The balance between efficiently exploiting existing business models and courageously exploring new opportunities for the day after tomorrow is at no time easy. The first digital camera was invented at Kodak in 1975, but it didn’t stand a chance against the then dominant film business. And even the well-known Xerox Palo Alto Resarch Center (PARC), founded in 1970 in the face of the latent threat to the successful photocopier business due to expiring patent protection for Xerox xerography, has a remarkable list of innovations from laser printers to programming languages and graphical user interfaces. The only flaw in this success story: With the exception of the laser printer, which was successfully marketed by Xerox in the form of the laser copier, Xerox has not managed to take advantage of any of these great inventions.
Thus, if the balance between the all-dominant today’s success model and the opportunities for the day after tomorrow is apparently difficult to find even in good times, companies fall even more into this imbalance in times of crisis. Understandably so, because those who do not survive today no longer need to worry about the day after tomorrow. However, if the focus is too much on economic survival here and now, it becomes tunnel vision and thus endangers the long-term existence.
May we never confuse honest dissent with disloyal subversion.Dwight D. Eisenhower
The ramp-up to old strength after the crisis must be fast and targeted. Diversity and dissent are just disturbing. The crisis promotes conformity and consensus and, with this intellectual monoculture, lays the foundation for the next crisis. “Think different” was yesterday. Organizational rebels and court jesters are therefore not in demand, but all the more important because in this phase, with constructive irritation, they broaden the view again and direct it from today to the day after tomorrow.

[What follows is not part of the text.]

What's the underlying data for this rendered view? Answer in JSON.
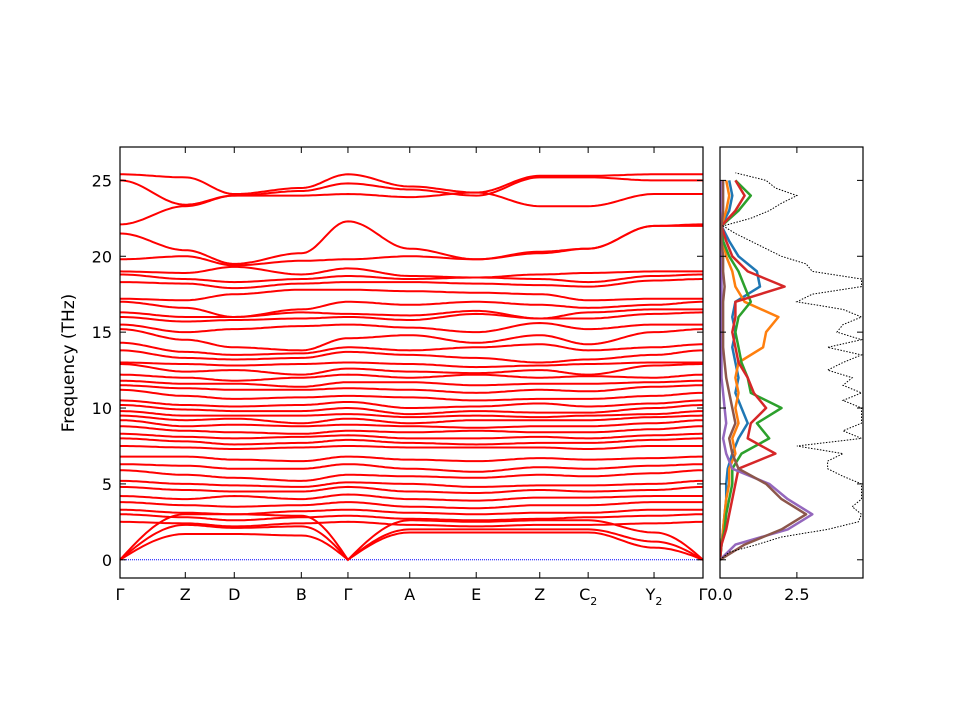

During the crisis the course is set for the day after tomorrow. Despite all the unity and determination, diversity and dissent is not a mistake in this phase. Quite the opposite. In his book “The Effective Executive” (Amazon Affiliate-Link), Peter F. Drucker explicitly advises not to make important decisions without prior dissent. He mentions Alfred P. Sloan as a prime example of this, who allegedly said at a meeting of his top management: “Gentlemen, I take it we are all in complete agreement on the decision here.” Everyone around the table nodded assent. “Then,” continued Mr. Sloan, “I propose we postpone further discussion of this matter until our next meeting to give ourselves time to develop disagreement and perhaps gain some understanding of what the decision is all about.”